С обрыва на берег спускались люди с алыми бантами на картузах, с охотничьими ножами на поясах. Осматривали с любопытством Андрея, спрашивали у старика:
— Што за парень? Откедова?
— Шпиён-кильчаковец…
— Да че ты, ну!
— Вот те и ну — полозья гну! Стою и гадаю, как его Бурлов сказнит, рассловоохотился старик.
— А че гадать-то? Можно петлю на шею, можно камень к ногам.
— Эк сколько охотников на чужую жизнь расплодилось!
— А кильчаки с нами целуются? Пирогами нас угощают, да? Забыл про капитана-карателя? Он с моим братом Васькой че сотворил? — спрашивал похожий на цыгана мужик, оттесняя плечом старика. — Он сердце у братана вырезал и на осине повесил. Еще бахвалился: «Так я и самого Бурлова подвешу».
— Что-то я не слышал про такую похвальбу.
— Ты не слышал, а люди свидетелями были. Проведал Николай Ананьич про вырезанное сердце брательника моего, захотел сам познакомиться с капитаном. Вдвоем с дружком под видом охотников отправились они в деревню, где капитан-каратель стоял. Прибыли, значицца, а офицер в поповском доме гуляет. Как выманить зверя из логова? Николай Ананьич дружка у лодки оставил, а сам к поповскому дому. Вошел в горенку, низкий поклон отбил.
«Тебе чего, борода?» — спрашивает капитан-каратель. — «Медведя, ваше благородие, завалил, в подарок привез». — «Волоки ко мне». — «Чижол, дьявол, не под силу». А поповна капитану: «Хочу на лесного зверя позыркать». Капитан-каратель фуражку на лоб, поповну под ручку — и на улицу.

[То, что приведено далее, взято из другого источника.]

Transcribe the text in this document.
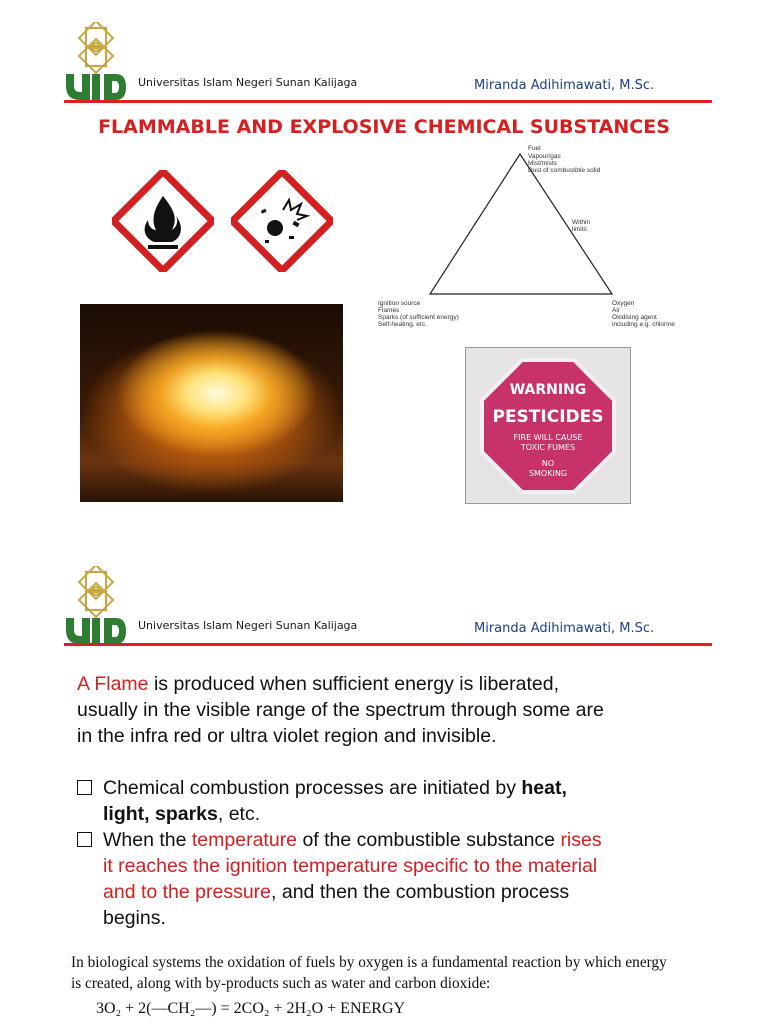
Universitas Islam Negeri Sunan Kalijaga	Miranda Adihimawati, M.Sc.
FLAMMABLE AND EXPLOSIVE CHEMICAL SUBSTANCES
Fuel
Vapour/gas
Mist/mists
Dust of combustible solid
Within
limits
Ignition source
Flames
Sparks (of sufficient energy)
Self-heating, etc.
Oxygen
Air
Oxidising agent
including e.g. chlorine
WARNING
PESTICIDES
FIRE WILL CAUSE
TOXIC FUMES
NO
SMOKING
Universitas Islam Negeri Sunan Kalijaga	Miranda Adihimawati, M.Sc.
A Flame is produced when sufficient energy is liberated,
usually in the visible range of the spectrum through some are
in the infra red or ultra violet region and invisible.
Chemical combustion processes are initiated by heat,
light, sparks, etc.
When the temperature of the combustible substance rises
it reaches the ignition temperature specific to the material
and to the pressure, and then the combustion process
begins.
In biological systems the oxidation of fuels by oxygen is a fundamental reaction by which energy
is created, along with by-products such as water and carbon dioxide:
3O₂ + 2(—CH₂—) = 2CO₂ + 2H₂O + ENERGY
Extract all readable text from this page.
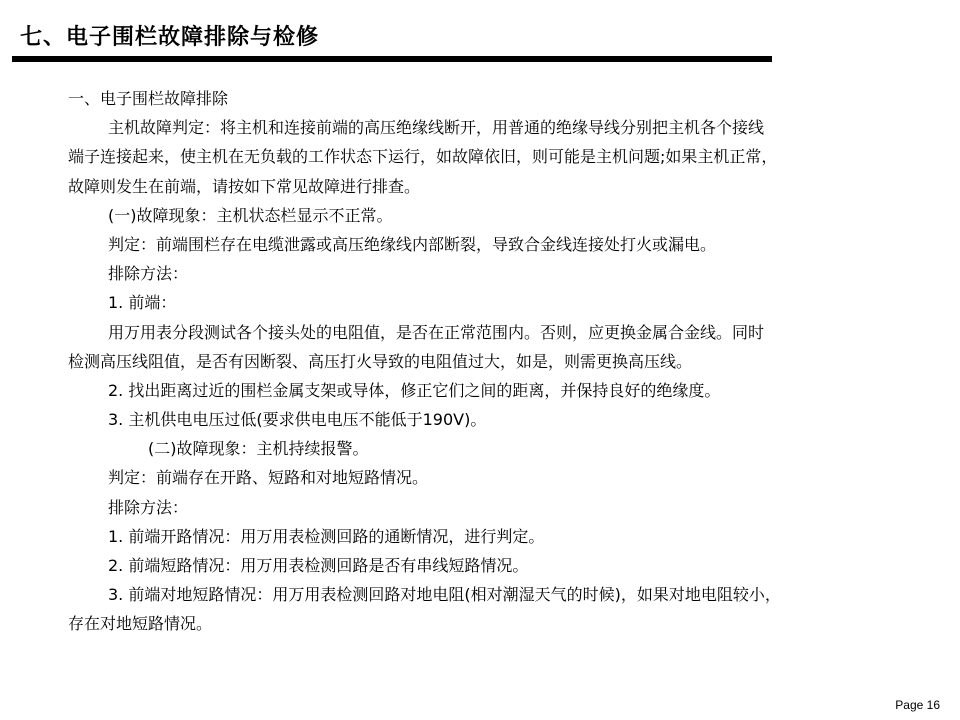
七、电子围栏故障排除与检修
一、电子围栏故障排除
主机故障判定：将主机和连接前端的高压绝缘线断开，用普通的绝缘导线分别把主机各个接线
端子连接起来，使主机在无负载的工作状态下运行，如故障依旧，则可能是主机问题;如果主机正常，
故障则发生在前端，请按如下常见故障进行排查。
(一)故障现象：主机状态栏显示不正常。
判定：前端围栏存在电缆泄露或高压绝缘线内部断裂，导致合金线连接处打火或漏电。
排除方法：
1. 前端：
用万用表分段测试各个接头处的电阻值，是否在正常范围内。否则，应更换金属合金线。同时
检测高压线阻值，是否有因断裂、高压打火导致的电阻值过大，如是，则需更换高压线。
2. 找出距离过近的围栏金属支架或导体，修正它们之间的距离，并保持良好的绝缘度。
3. 主机供电电压过低(要求供电电压不能低于190V)。
(二)故障现象：主机持续报警。
判定：前端存在开路、短路和对地短路情况。
排除方法：
1. 前端开路情况：用万用表检测回路的通断情况，进行判定。
2. 前端短路情况：用万用表检测回路是否有串线短路情况。
3. 前端对地短路情况：用万用表检测回路对地电阻(相对潮湿天气的时候)，如果对地电阻较小，
存在对地短路情况。
Page 16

А у реки Бурлов наган из кармана — и под ребро капитану:
«Ну, здравствуй, сучья душа! Хотел, значицца, мое сердце из груди вынуть? Оксти лоб — и до встречи на том свете. Камень на шею его благородию…»

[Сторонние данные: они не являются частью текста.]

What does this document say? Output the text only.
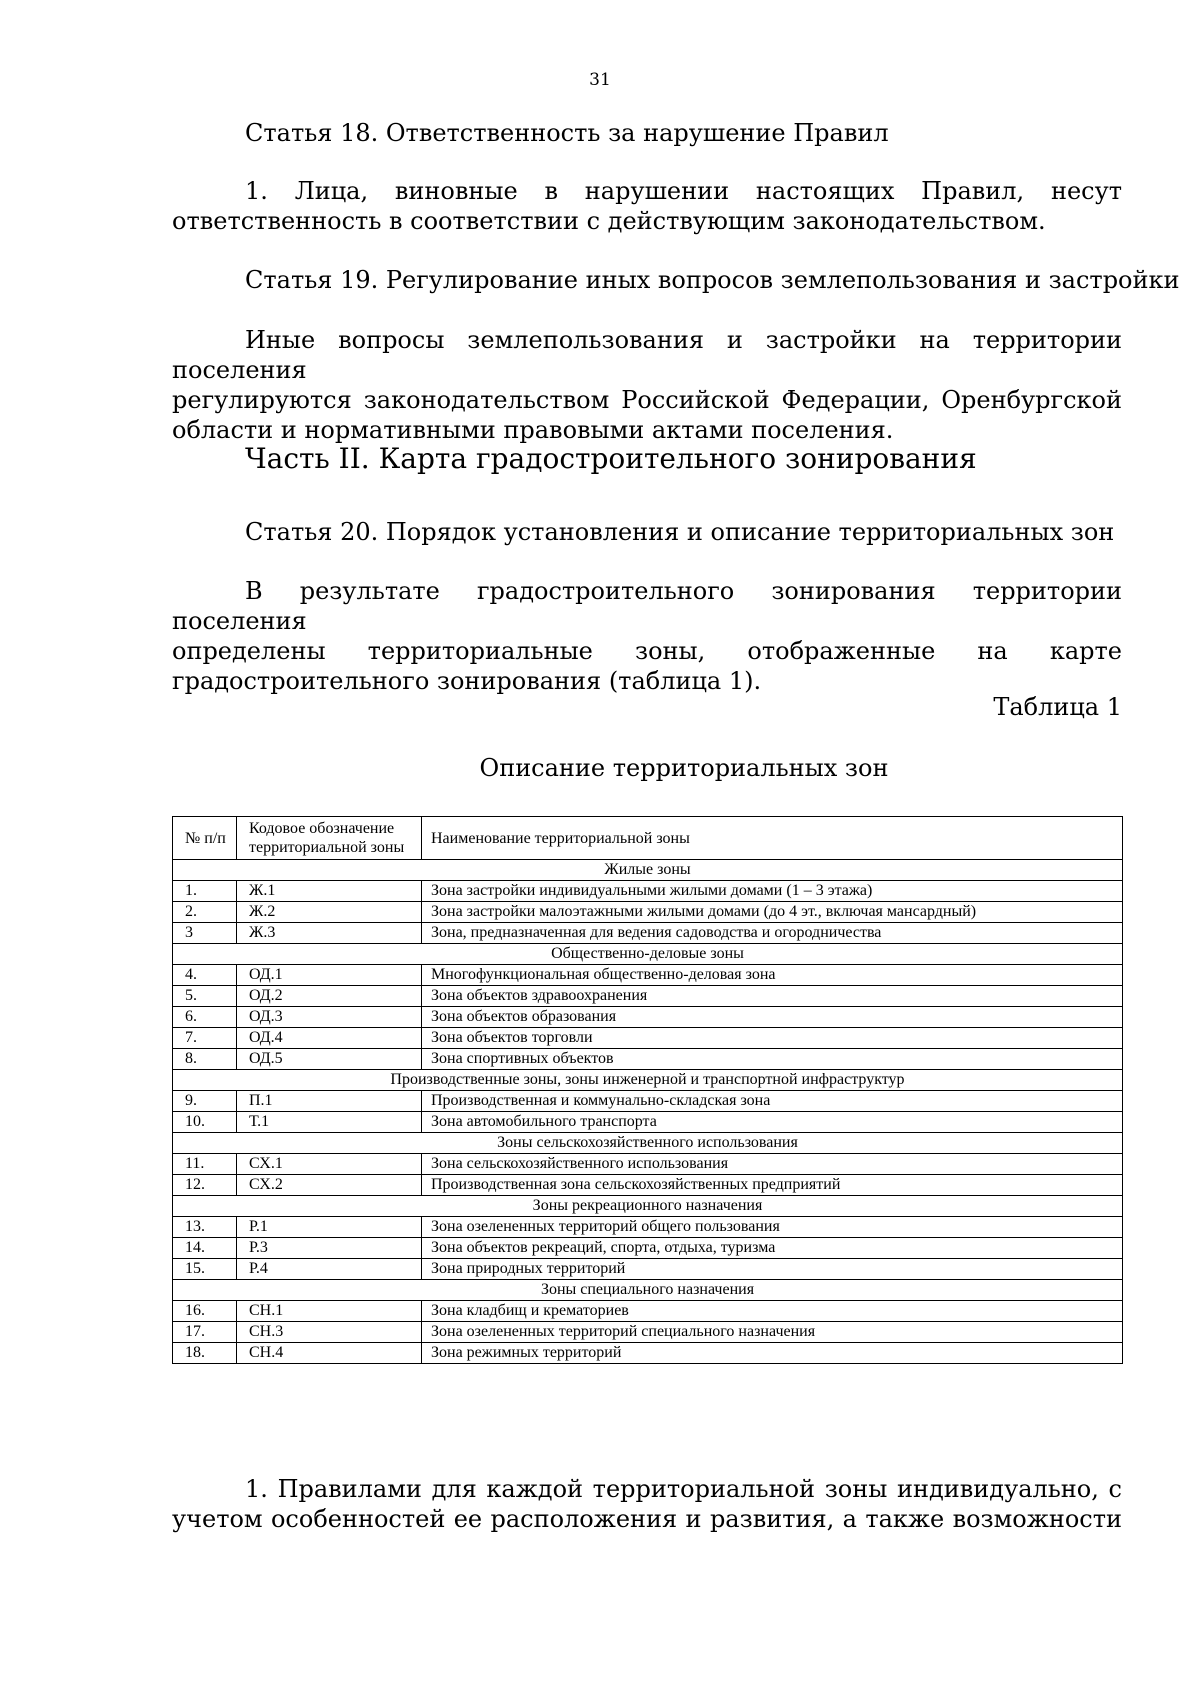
31
Статья 18. Ответственность за нарушение Правил
1. Лица, виновные в нарушении настоящих Правил, несут
ответственность в соответствии с действующим законодательством.
Статья 19. Регулирование иных вопросов землепользования и застройки
Иные вопросы землепользования и застройки на территории поселения
регулируются законодательством Российской Федерации, Оренбургской
области и нормативными правовыми актами поселения.
Часть II. Карта градостроительного зонирования
Статья 20. Порядок установления и описание территориальных зон
В результате градостроительного зонирования территории поселения
определены территориальные зоны, отображенные на карте
градостроительного зонирования (таблица 1).
Таблица 1
Описание территориальных зон
№ п/п	Кодовое обозначение территориальной зоны	Наименование территориальной зоны
Жилые зоны		
1.	Ж.1	Зона застройки индивидуальными жилыми домами (1 – 3 этажа)
2.	Ж.2	Зона застройки малоэтажными жилыми домами (до 4 эт., включая мансардный)
3	Ж.3	Зона, предназначенная для ведения садоводства и огородничества
Общественно-деловые зоны		
4.	ОД.1	Многофункциональная общественно-деловая зона
5.	ОД.2	Зона объектов здравоохранения
6.	ОД.3	Зона объектов образования
7.	ОД.4	Зона объектов торговли
8.	ОД.5	Зона спортивных объектов
Производственные зоны, зоны инженерной и транспортной инфраструктур		
9.	П.1	Производственная и коммунально-складская зона
10.	Т.1	Зона автомобильного транспорта
Зоны сельскохозяйственного использования		
11.	СХ.1	Зона сельскохозяйственного использования
12.	СХ.2	Производственная зона сельскохозяйственных предприятий
Зоны рекреационного назначения		
13.	Р.1	Зона озелененных территорий общего пользования
14.	Р.3	Зона объектов рекреаций, спорта, отдыха, туризма
15.	Р.4	Зона природных территорий
Зоны специального назначения		
16.	СН.1	Зона кладбищ и крематориев
17.	СН.3	Зона озелененных территорий специального назначения
18.	СН.4	Зона режимных территорий
1. Правилами для каждой территориальной зоны индивидуально, с
учетом особенностей ее расположения и развития, а также возможности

Ни рассказчик, ни слушатели не знали, так было дело или не так, народная фантазия исказила подлинность события, но люди верили легенде больше, чем правде.
— А вот и Николай Ананьевич, — сказал кто-то.
Андрей быстро обернулся, увидел бородатого мужчину, размашисто шагавшего по прибрежному песку.
— Шпиёна изловили! — прокричал радостно курносый парень, подбегая к Бурлову.
— Откуда тебе известно, что шпиён? — Бурлов отодвинул в сторону паренька, подозрительно прощупал охотничьим взглядом Андрея. — Ты кто такой?
— Посыльный командира повстанческого отряда Зверева Данилы Евдокимовича, — стараясь казаться спокойным, ответил Андрей. — Привез письмо, да вот отобрали ваши…
Старик протянул Бурлову письмо.
— Прочти-ка, парень, сам. — Бурлов передал пакет Андрею.
Прослушав обращение Зверева, он постоял в задумчивости, чертя палкой фигуры по сырому песку.
— Коли это преаделенная правда, то вы молодцы! Обломали рога сохатому. Дзюгай, ребята, по лодкам, пойдем к эфтому Звереву, — сказал Бурлов.
Командиром объединенного отряда стал Бурлов, его помощником — Зверев.
Сибирь поднималась на борьбу с адмиралом.